The US Food and Drug Administration has issued warning letters to two feed mills — Gilman Co-Op Creamery in Gilman, Minnesota, and Farmers/Ranchers Cooperative Association of Ainsworth in Ainsworth, Nebraska — that sold mixed horse feed containing monensin, an animal drug approved for use in cattle, swine, and poultry, which is highly toxic and potentially lethal to horses, even at relatively low levels.
These firms did not adhere to the Current Good Manufacturing Practice (cGMP) requirements for medicated feed mills, which firms to conduct appropriate sequencing or adequate equipment cleanout procedures when switching from mixing a medicated animal food to a non-medicated one. These regulations are designed to prevent unsafe cross-contamination between medicated feed and non-medicated feed or other medicated feed.
In July 2018, the FDA alerted the public about an ongoing investigation into Gilman Co-Op Creamery related to the deaths of multiple horses after consuming feed from a single batch of a special order horse food that was supposed to be non-medicated, but was later found to contain monensin. When inspecting the firm, the FDA found significant deviations from cGMP regulations for non-licensed medicated animal food manufacturers. Among the violations was a failure to establish and use adequate procedures, including cleaning, for all equipment used in the production and distribution of medicated feeds, as well as inadequate record keeping and insufficient procedural documentation.

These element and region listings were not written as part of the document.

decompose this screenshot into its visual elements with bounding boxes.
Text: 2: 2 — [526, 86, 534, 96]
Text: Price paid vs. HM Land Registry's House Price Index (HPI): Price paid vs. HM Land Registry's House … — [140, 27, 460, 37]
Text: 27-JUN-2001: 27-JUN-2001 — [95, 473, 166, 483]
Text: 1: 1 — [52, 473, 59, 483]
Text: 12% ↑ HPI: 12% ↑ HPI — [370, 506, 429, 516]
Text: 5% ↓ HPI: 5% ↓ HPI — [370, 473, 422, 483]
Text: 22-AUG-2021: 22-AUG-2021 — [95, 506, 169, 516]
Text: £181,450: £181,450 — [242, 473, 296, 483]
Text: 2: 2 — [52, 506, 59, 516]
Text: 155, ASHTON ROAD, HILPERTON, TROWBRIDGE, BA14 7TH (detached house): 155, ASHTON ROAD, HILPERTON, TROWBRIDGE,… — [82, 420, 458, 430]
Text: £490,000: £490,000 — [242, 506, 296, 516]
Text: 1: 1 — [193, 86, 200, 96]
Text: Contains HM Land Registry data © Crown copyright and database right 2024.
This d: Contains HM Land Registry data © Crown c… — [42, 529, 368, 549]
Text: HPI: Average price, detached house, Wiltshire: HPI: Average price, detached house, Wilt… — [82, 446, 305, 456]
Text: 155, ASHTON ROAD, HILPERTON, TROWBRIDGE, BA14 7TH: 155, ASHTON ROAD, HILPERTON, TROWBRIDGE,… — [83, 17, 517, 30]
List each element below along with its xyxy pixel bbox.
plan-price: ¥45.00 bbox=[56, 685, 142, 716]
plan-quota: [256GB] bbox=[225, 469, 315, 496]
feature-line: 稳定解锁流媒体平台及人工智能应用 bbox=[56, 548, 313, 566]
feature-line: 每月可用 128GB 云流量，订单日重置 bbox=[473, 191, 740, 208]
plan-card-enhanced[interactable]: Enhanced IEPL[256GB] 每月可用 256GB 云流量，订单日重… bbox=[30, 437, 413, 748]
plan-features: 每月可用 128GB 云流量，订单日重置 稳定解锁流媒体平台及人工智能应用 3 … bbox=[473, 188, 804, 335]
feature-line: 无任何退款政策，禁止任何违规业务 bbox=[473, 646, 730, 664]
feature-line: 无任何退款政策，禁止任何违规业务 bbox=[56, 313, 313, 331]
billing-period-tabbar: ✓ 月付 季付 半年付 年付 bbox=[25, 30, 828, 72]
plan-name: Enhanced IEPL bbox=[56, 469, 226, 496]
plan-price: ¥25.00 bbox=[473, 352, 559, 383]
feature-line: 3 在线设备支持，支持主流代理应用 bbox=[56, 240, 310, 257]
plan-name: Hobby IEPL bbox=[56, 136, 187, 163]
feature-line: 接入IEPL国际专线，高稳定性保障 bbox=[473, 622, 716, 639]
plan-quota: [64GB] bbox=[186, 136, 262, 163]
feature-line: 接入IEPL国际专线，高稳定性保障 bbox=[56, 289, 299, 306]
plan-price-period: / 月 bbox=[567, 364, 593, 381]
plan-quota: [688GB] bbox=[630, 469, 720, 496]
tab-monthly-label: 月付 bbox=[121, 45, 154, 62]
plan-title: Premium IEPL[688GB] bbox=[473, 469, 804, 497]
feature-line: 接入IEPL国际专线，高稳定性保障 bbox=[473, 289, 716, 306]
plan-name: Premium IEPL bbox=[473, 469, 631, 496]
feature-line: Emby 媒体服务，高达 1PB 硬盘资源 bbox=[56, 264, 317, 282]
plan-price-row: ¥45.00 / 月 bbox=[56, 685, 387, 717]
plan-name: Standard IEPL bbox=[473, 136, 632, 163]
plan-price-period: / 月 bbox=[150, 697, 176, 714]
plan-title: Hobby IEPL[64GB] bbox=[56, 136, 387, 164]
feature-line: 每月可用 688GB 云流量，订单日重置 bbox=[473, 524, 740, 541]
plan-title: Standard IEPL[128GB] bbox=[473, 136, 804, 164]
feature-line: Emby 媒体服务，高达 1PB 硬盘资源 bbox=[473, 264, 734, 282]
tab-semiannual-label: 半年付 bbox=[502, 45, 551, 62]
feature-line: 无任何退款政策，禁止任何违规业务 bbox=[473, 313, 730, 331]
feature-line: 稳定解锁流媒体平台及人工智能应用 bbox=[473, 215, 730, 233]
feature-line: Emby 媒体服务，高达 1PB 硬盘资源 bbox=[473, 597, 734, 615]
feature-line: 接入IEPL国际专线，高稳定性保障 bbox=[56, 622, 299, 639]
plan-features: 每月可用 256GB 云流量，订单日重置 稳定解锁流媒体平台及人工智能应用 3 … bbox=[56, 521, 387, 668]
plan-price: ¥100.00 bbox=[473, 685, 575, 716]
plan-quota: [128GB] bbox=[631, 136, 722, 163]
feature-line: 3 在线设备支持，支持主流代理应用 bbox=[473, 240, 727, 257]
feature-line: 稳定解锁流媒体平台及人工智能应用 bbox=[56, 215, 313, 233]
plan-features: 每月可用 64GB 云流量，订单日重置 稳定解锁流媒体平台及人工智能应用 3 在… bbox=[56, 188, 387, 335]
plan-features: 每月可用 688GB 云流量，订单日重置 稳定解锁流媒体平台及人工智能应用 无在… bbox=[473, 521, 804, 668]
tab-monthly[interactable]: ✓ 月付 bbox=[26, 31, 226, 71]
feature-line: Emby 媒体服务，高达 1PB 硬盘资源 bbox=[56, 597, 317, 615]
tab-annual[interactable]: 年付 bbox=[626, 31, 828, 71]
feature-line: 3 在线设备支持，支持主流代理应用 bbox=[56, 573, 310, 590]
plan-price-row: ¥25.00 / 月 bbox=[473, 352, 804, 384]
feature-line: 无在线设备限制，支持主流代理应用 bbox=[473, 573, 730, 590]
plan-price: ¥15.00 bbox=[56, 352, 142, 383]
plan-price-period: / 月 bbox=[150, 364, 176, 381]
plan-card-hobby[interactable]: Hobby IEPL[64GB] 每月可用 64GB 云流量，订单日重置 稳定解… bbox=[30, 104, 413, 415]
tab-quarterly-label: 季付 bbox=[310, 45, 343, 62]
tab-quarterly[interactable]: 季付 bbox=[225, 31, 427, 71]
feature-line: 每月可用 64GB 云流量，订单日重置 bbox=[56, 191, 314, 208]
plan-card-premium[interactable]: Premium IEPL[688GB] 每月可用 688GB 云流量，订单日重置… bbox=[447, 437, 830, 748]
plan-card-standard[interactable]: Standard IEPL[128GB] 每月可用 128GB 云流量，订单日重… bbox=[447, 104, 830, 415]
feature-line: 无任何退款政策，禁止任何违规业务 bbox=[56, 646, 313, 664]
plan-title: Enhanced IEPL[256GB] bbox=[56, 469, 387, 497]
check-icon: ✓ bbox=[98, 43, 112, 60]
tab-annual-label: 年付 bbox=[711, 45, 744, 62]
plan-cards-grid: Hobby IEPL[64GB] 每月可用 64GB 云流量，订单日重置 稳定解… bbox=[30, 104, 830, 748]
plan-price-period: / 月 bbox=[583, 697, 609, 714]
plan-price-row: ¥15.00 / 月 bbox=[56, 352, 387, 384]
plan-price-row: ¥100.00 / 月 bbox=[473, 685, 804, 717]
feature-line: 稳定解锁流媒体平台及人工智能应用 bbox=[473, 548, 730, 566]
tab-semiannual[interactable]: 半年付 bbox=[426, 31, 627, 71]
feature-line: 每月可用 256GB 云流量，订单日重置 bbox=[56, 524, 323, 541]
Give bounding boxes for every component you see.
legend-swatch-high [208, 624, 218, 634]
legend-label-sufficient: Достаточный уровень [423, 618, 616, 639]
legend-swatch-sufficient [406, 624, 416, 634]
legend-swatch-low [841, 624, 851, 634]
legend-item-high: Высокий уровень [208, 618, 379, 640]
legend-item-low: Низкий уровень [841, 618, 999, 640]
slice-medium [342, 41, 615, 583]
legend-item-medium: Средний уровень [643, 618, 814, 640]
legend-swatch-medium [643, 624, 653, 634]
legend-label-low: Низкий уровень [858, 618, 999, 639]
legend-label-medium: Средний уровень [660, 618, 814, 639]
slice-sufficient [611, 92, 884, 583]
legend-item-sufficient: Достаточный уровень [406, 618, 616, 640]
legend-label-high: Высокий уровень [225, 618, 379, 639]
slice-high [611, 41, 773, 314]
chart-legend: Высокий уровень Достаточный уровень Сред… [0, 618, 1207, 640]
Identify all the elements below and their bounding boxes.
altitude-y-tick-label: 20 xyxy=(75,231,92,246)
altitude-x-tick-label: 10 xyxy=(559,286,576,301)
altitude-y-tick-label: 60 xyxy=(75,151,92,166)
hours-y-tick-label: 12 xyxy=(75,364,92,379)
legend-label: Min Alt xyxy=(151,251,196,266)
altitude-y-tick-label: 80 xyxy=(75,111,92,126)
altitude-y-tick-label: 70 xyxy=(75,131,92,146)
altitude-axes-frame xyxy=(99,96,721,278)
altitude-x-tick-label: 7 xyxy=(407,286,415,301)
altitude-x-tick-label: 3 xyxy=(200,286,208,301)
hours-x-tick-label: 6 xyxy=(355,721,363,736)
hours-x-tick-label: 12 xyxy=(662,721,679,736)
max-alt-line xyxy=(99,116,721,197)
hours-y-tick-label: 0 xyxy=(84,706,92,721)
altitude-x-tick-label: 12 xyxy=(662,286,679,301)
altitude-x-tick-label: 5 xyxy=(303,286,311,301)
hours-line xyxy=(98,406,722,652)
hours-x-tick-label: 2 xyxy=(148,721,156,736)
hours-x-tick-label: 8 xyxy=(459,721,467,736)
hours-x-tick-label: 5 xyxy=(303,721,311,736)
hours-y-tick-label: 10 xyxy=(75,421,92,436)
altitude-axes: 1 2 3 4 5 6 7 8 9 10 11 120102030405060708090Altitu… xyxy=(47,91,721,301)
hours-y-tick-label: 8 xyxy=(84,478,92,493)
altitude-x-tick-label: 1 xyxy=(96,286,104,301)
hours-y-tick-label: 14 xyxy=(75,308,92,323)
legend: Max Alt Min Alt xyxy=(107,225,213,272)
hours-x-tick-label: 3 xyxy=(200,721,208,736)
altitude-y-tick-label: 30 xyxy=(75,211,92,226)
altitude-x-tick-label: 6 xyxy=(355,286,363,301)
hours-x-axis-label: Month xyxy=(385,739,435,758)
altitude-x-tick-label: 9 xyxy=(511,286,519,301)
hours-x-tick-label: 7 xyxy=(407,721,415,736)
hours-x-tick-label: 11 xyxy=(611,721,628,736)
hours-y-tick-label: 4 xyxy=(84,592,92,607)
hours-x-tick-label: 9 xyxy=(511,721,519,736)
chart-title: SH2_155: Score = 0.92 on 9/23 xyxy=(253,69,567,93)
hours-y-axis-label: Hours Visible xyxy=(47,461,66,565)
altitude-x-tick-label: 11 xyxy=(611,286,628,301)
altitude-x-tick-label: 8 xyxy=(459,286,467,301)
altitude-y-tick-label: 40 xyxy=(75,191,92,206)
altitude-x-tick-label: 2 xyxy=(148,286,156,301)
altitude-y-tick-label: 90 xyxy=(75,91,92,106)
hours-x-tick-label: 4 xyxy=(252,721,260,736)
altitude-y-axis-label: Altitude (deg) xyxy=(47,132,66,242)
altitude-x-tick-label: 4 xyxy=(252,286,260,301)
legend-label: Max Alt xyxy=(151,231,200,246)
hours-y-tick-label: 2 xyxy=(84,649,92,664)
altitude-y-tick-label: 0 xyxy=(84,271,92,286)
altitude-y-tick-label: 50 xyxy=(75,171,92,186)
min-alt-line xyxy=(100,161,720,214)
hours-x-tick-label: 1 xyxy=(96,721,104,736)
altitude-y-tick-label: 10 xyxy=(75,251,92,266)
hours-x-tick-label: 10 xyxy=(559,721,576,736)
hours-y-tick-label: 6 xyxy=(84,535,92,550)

Farmers/Ranchers Cooperative Association of Ainsworth recalled horse food in November 2017 and swine food in May 2018 after samples collected and tested by the Nebraska Department of Agriculture revealed that the horse feed contained monensin and a swine feed contained, chlortetracycline, a new animal drug. Both the swine feed and horse feed were labeled as non-medicated. An FDA inspection in May 2018 also documented significant deviations from cGMP regulations for non-licensed medicated animal food manufacturers, including the failure to investigate and take corrective action after being notified of the state laboratory results finding monensin in the horse feed.
Monensin contamination of horse feed is an infrequent but persistent issue, often causing deaths of multiple horses. These incidents of monensin toxicity should be a reminder to all feed manufacturers making medicated feeds that they must remain vigilant about adhering to cGMP requirements by eliminating unsafe carryover of medications into feed intended for different species. The FDA urges people who think their horses or livestock are ill from consuming adulterated food to immediately stop feeding the suspect food to any animals, regardless of whether they show symptoms, and to contact a veterinarian. Horse/livestock owners and veterinarians can report complaints about potentially adulterated feed and other animal food products electronically through the Safety Reporting Portal or by calling their state’s FDA Consumer Complaint Coordinators.